Wow@Home Turns a Low-Cost SDR and a Raspberry Pi 5 Into a Radio Telescope for Alien-Spotting
Build your own little "Big Ear" and see if you can replicate the Wow! Signal of the 1970s.
Researchers from the University of Puerto Rico at Arecibo are looking to build a network of low-cost radio telescopes based on software-defined radio (SDR) dongles — in the hope of turning them into a cost-effective equivalent to the Big Ear telescope used to listen for alien signals in the 1970s.
"A network of small radio telescopes offers several distinct advantages compared to large professional observatories," the team explains of the project, dubbed Wow@Home after the famous SETI@Home distributed computing project. "These systems are low-cost and can operate autonomously around the clock, making them ideal for continuous monitoring of transient events or long-duration signals that professional telescopes cannot commit to observing full-time."
The Wow@Home project is based on low-cost consumer-grade hardware: an RTL-SDR V4 receive-only software-defined radio dongle connected to a Nooelec SAWbird+ H1 low-noise amplifier (LNA) and a mesh satellite dish antenna. The hardware is drive by a Raspberry Pi 5 single-board computer, which helps to keep the overall cost down — around $469 including tools and mounting hardware, excluding the cost of a monitor, keyboard, and mouse.
The project is inspired by the "Big Ear" at Ohio State University, which in August 1977 picked up what became known as the "Wow! Signal" — a strong narrowband signal that was believed to originate in the Sagittarius constellation. While the original Big Ear was shut down in 1997, the Wow@Home equivalent would deliver high scalability at a low cost with no risk of a single point of failure — at, the researchers admit, lower sensitivity.

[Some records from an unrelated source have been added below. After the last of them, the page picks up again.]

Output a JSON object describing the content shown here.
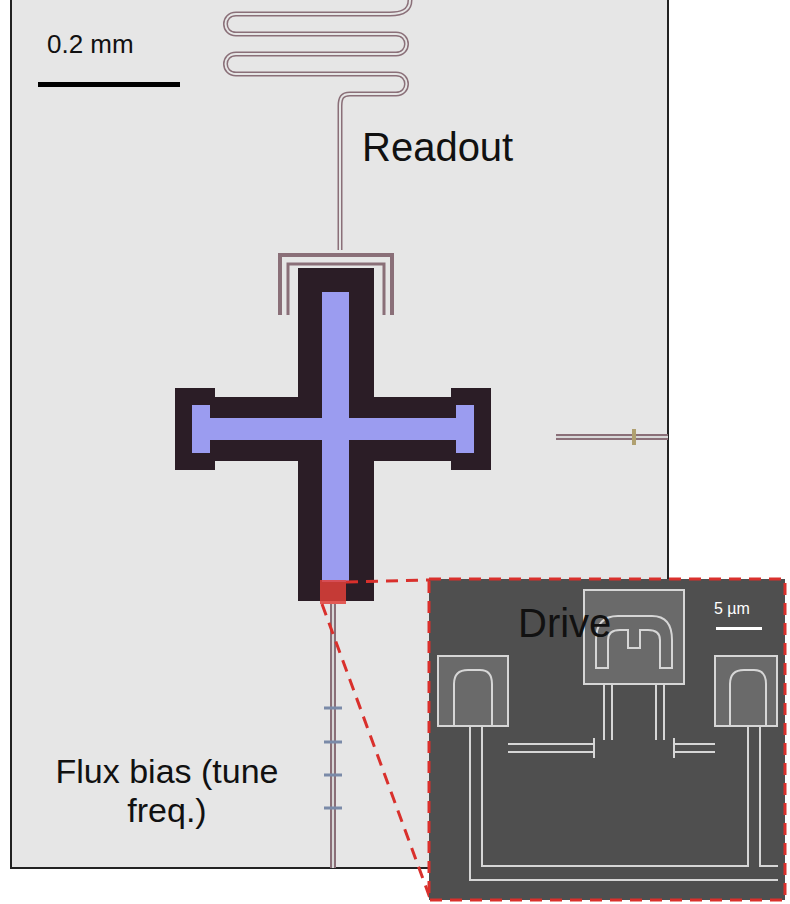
{
  "diagram": {
    "labels": [
      "0.2 mm",
      "Readout",
      "Drive",
      "Flux bias (tune freq.)",
      "5 µm"
    ]
  }
}
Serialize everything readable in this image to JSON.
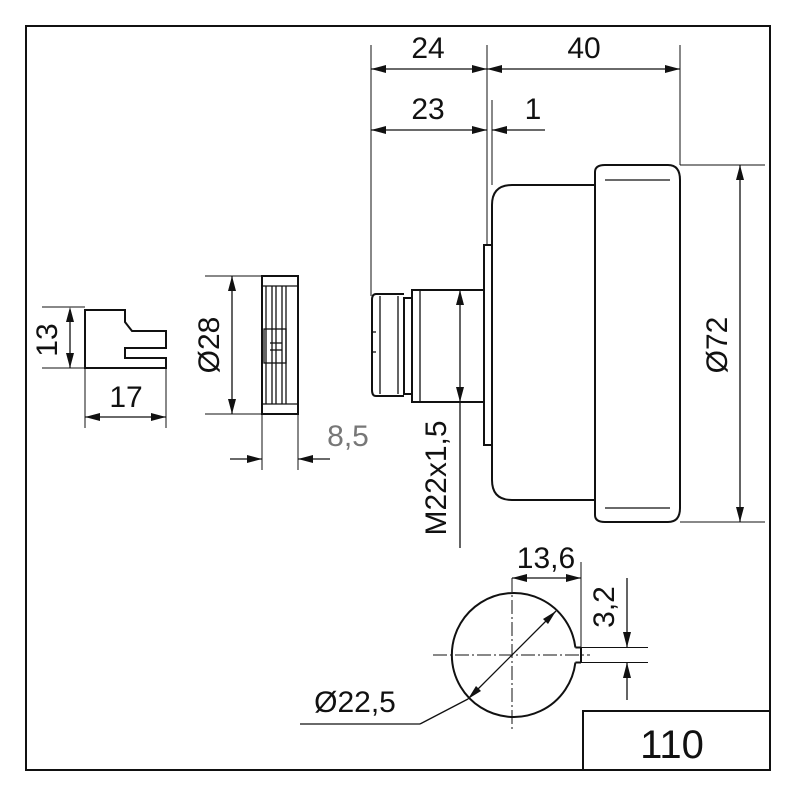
{
  "drawing": {
    "dimensions": {
      "total_front": "24",
      "shaft_length": "23",
      "flange_thickness": "1",
      "body_depth": "40",
      "body_diameter": "Ø72",
      "thread": "M22x1,5",
      "nut_diameter": "Ø28",
      "nut_thickness": "8,5",
      "key_height": "13",
      "key_width": "17",
      "hole_diameter": "Ø22,5",
      "notch_offset": "13,6",
      "notch_width": "3,2"
    },
    "item_number": "110"
  }
}
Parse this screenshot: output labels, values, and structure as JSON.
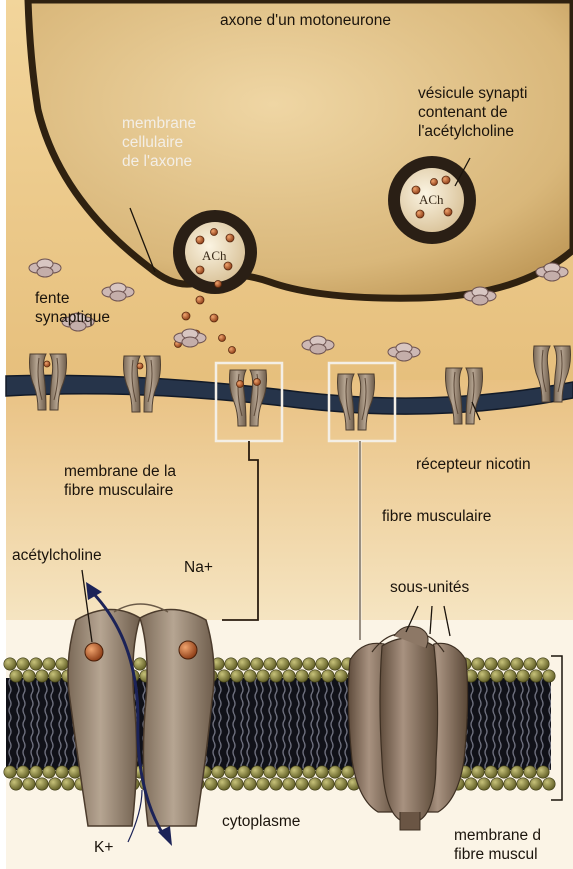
{
  "labels": {
    "axon_title": "axone d'un motoneurone",
    "vesicle": "vésicule synapti\ncontenant de\nl'acétylcholine",
    "axon_membrane": "membrane\ncellulaire\nde l'axone",
    "ach_vesicle_left": "ACh",
    "ach_vesicle_right": "ACh",
    "synaptic_cleft": "fente\nsynaptique",
    "muscle_membrane": "membrane de la\nfibre musculaire",
    "nicotinic_receptor": "récepteur nicotin",
    "muscle_fiber": "fibre musculaire",
    "acetylcholine": "acétylcholine",
    "sodium": "Na+",
    "subunits": "sous-unités",
    "cytoplasm": "cytoplasme",
    "potassium": "K+",
    "membrane_bracket": "membrane d\nfibre muscul"
  },
  "colors": {
    "axon_fill": "#d9b77a",
    "axon_outline": "#3c2a14",
    "cleft_fill": "#ecc98a",
    "muscle_band": "#26344a",
    "receptor": "#9c8a78",
    "lipid_head": "#7b7a3a",
    "membrane_core": "#15161c",
    "ach_ball": "#b5592a",
    "arrow": "#1c2358"
  }
}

"The Wow@Home Radio Telescope operates autonomously, 24/7, as a meridian-style instrument, conducting a continuous all-sky survey for transient events," its creators explain. "The hardware required to build these telescopes is both inexpensive and widely accessible, relying on readily available components. The critical element lies in the software, which must be capable of analyzing data effectively, whether from a single station or across a coordinated network of telescopes."
More information on the hardware setup, plus the Easy Radio Astronomy software used to drive it, is available on the project website.